A good resume writer cannot be satisfied with the status quo; e.g. using the same template for everyone.
Also, I have “fired” clients who I considered unreasonable in their demands, or who proved too difficult to work with.
This is a subjective area, but I found having the ability to say “no” was important.
The income can be inconsistent as the client base is also; one needs to understand this.
I have another job that provides a more steady income and benefits to lessen my financial anxiety!!
3. What is the single best tool you recommend for building client relations? Building your business? Improving efficiency?

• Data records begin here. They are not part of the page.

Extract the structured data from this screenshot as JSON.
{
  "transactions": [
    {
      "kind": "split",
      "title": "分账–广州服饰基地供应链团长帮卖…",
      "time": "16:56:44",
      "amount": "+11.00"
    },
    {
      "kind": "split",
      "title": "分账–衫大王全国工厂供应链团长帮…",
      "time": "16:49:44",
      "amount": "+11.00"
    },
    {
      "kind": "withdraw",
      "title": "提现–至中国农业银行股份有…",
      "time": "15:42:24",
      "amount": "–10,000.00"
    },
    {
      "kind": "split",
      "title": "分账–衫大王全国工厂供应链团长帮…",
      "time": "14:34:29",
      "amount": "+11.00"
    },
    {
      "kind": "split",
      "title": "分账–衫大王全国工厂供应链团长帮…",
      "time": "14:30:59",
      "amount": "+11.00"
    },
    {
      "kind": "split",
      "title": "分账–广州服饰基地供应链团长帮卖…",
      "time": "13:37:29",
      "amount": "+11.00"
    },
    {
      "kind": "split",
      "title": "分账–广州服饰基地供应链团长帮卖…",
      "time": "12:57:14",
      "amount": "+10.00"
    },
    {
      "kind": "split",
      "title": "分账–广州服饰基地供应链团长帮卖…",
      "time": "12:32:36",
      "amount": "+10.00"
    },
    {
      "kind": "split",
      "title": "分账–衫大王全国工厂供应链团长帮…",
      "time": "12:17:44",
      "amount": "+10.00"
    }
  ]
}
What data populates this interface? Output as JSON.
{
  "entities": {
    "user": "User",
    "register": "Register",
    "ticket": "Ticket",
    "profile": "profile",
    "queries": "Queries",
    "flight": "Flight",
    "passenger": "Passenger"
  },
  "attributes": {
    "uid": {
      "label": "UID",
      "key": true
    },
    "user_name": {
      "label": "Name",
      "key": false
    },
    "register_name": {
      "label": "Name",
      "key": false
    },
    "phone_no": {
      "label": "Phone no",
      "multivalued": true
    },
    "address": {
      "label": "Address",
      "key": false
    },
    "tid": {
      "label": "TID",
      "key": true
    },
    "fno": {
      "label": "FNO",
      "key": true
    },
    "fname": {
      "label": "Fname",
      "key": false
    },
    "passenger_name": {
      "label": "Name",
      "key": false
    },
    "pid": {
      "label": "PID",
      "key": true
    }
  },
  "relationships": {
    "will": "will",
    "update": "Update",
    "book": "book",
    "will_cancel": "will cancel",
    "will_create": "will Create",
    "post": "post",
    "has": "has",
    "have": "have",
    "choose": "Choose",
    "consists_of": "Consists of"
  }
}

Client Relations: responding promptly to inquiries and other emails or phone calls; providing a lot of information up front about services, credentials etc.; being friendly but staying firm on pricing (but flexing if the need arises); listening to potential clients and responding to them with concrete help.
Business: Networking, networking, networking – and sharing samples with the folks in the networks so they can speak to your qualifications & talents. I get a lot of referral business. Also, having a good website where folks can find you and to which you can refer potential clients.
Having the CPRW designation – I get clients who have gone to the PARW (certifying organization) website and found me under the state listing. Providing clients with an excellent product and a great experience – this will build a network in and of itself.
Improving Efficiency: staying organized throughout the process (from initial email or phone call through final document provision), tracking referrals for fee-sharing, keeping spreadsheets for tracking income (for you and the IRS!!), saving emails to/from clients for reference purposes.
4. If you could share one learning experience/great lesson, what would it be?
Bettie: Be HONEST with your client on expectations for delivery of final documents.
Trying to be the “nice guy” really doesn’t work if it exerts so much pressure on the writer that he/she feels constantly behind the 8-ball.
I did this once playing “catch up ball” after being out sick for over 2 weeks, and nearly made myself sick again!
I learned the hard way and will not do it again. Most folks are reasonable and understanding, and if I couldn’t meet their time frames I referred them to another qualified writer.
5. Looking back, what would you have done differently? Done the same?
Bettie: I would not have overbooked myself (see above).
Almost everything else was an evolution, learning how to run my own small business from my home.
All in all, it’s been an interesting ride!
6. What advice would you give someone just entering the resume-writing industry?
Bettie: Always strive for excellence in your products and your customer service.
Read everything you can find on resume writing (much of it is redundant but sometimes you’ll find a gem or two) and incorporate the learning into what you know.
Be clear on why you want to write resumes – my motivation was to help friends/family members and later non-relative clients present themselves in their very best light to prospective employers.
As an HR professional, I felt I had a lot to offer, combined with my writing skills and experience as a hiring manager. I wanted to help people. I know that sounds like a cliché, but it’s true.
7. How do you see our industry transforming over the next 12 months? 5 years? What do you think resume writers need to know in order to survive?
Bettie: I’ve experienced major transformations in the style/format/design/writing of resumes over the last 10 years and would imagine that the changes will keep on coming.
I think resumes will continue to be a valid door opener for job candidates, presenting what they can offer to employers in nutshell form.
Writers need to read everything they can on trends in recruitment, hiring, resume writing, and stay current in the full life cycle of employment.